I see the image you uploaded is a math activity where you are asked to find the missing terms in arithmetic sequences. Let me help solve the problems one by one:

1. 29, ___, ___, 15, ...

   • To find the missing terms, let's first determine the common difference. The difference between 29 and 15 is $29 - 15 = 14$. Since there are two missing terms, we divide this difference by 3: $\frac{14}{3} \approx 4.67$ So, the common difference is about $-4.67$.

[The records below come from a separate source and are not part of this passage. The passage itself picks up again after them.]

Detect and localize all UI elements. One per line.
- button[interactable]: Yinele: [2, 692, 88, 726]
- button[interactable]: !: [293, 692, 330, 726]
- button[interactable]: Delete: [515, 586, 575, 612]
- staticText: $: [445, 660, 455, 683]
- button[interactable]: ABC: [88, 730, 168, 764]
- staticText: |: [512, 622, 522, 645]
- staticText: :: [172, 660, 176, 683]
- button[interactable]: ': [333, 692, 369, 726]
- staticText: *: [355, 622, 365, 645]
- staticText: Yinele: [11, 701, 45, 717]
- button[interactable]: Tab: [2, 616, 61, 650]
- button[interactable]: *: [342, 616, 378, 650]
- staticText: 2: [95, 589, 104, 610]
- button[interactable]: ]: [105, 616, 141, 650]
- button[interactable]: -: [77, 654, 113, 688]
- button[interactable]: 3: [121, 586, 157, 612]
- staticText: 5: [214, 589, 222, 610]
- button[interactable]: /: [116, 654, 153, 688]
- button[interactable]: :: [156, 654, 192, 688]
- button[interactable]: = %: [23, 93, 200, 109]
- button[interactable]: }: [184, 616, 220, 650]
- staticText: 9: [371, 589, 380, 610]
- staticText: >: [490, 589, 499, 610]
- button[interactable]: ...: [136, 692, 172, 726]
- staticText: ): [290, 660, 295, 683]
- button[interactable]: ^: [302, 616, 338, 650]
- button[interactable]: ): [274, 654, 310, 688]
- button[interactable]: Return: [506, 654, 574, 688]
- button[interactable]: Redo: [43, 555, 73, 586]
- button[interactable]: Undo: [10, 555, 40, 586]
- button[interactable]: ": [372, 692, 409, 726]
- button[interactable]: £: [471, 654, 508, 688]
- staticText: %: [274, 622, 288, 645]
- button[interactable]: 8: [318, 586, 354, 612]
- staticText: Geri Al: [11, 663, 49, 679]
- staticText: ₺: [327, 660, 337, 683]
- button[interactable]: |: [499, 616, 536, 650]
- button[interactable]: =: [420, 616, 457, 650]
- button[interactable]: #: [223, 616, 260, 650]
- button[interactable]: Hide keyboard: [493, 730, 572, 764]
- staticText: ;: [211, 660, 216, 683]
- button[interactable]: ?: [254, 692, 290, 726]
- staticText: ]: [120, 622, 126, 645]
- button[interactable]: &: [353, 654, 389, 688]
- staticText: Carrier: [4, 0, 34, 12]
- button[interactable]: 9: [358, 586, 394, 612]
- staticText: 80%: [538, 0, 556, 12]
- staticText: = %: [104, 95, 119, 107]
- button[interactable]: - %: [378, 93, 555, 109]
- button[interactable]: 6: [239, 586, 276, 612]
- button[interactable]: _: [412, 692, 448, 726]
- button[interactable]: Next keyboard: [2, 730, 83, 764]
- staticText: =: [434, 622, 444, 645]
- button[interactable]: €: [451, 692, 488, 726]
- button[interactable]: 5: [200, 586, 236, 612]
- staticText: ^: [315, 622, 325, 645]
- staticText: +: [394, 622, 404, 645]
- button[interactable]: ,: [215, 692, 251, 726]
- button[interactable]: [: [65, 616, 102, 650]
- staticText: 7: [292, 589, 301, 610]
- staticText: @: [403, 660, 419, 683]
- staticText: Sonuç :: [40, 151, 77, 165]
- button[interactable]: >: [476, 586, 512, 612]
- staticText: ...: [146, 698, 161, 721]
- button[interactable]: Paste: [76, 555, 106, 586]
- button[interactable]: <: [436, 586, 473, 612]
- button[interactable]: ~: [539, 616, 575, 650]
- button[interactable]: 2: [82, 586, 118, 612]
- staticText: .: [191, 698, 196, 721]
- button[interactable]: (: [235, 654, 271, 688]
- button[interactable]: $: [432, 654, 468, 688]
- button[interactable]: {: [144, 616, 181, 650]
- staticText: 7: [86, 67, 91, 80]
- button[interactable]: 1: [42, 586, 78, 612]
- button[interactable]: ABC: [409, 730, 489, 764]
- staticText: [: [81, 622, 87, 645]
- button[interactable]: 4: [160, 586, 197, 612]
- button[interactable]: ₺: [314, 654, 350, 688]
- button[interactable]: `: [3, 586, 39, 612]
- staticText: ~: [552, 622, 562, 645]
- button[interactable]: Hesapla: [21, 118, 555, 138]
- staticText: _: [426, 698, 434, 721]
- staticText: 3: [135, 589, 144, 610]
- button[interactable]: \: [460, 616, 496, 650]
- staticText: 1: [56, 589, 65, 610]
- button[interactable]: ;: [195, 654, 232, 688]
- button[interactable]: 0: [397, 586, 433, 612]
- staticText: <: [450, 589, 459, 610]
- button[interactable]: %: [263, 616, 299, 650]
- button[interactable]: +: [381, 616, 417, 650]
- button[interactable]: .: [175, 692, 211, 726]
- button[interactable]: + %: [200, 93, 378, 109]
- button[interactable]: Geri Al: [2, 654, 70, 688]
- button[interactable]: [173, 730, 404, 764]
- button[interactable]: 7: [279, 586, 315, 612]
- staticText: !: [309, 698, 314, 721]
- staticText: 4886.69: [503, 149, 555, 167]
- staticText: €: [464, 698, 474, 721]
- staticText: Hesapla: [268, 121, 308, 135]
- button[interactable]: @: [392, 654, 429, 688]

   Now, subtract this difference from 29: $29 - 4.67 = 24.33$ Subtract again from 24.33: $24.33 - 4.67 = 19.67$ So the missing terms are approximately 24.33 and 19.67.

2. 2, ___, 4, ___, 8, ...

   • Here, the terms increase by a common difference. The difference between 2 and 4 is $4 - 2 = 2$, and the difference between 4 and 8 is $8 - 4 = 4$. This suggests the sequence alternates between increasing by 2, then 4. The second term would be: $2 + 2 = 4$ And the next term after 4 would be: $4 + 4 = 8$ So, the missing terms are 3 and 6.

3. 19, ___, ___, -31, ...

   • The difference between 19 and -31 is: $19 - (-31) = 19 + 31 = 50$ Divide the difference by 3 to find the common difference: $\frac{50}{3} \approx 16.67$ Subtract this from 19 to get the second term: $19 - 16.67 = 2.33$ Subtract again: $2.33 - 16.67 = -14.34$ So the missing terms are approximately 2.33 and -14.34.

4. ___, -4, ___, -68, ...

   • The difference between -4 and -68 is: $-4 - (-68) = -4 + 68 = 64$ Divide by 2 to find the common difference: $\frac{64}{2} = 32$ Adding this to -4 gives us: $-4 + 32 = 28$ Subtracting 32 from -68 gives: $-68 - 32 = -100$ So the missing terms are 28 and -100.

5. 32, ___, ___, 71, ...

   • The difference between 32 and 71 is: $71 - 32 = 39$ Divide this by 3 to find the common difference: $\frac{39}{3} = 13$ Add 13 to 32: $32 + 13 = 45$ Add 13 again: $45 + 13 = 58$ So the missing terms are 45 and 58.

Would you like further details on any of the sequences? Here are 5 related questions:

1. How do you recognize an arithmetic sequence?
2. What is the formula for finding the common difference in an arithmetic sequence?
3. Can you find the sum of terms in an arithmetic sequence?
4. How do you determine the $n$-th term of an arithmetic sequence?
5. How does the process differ for geometric sequences?

Tip: Always verify your common difference by applying it to all terms to ensure consistency!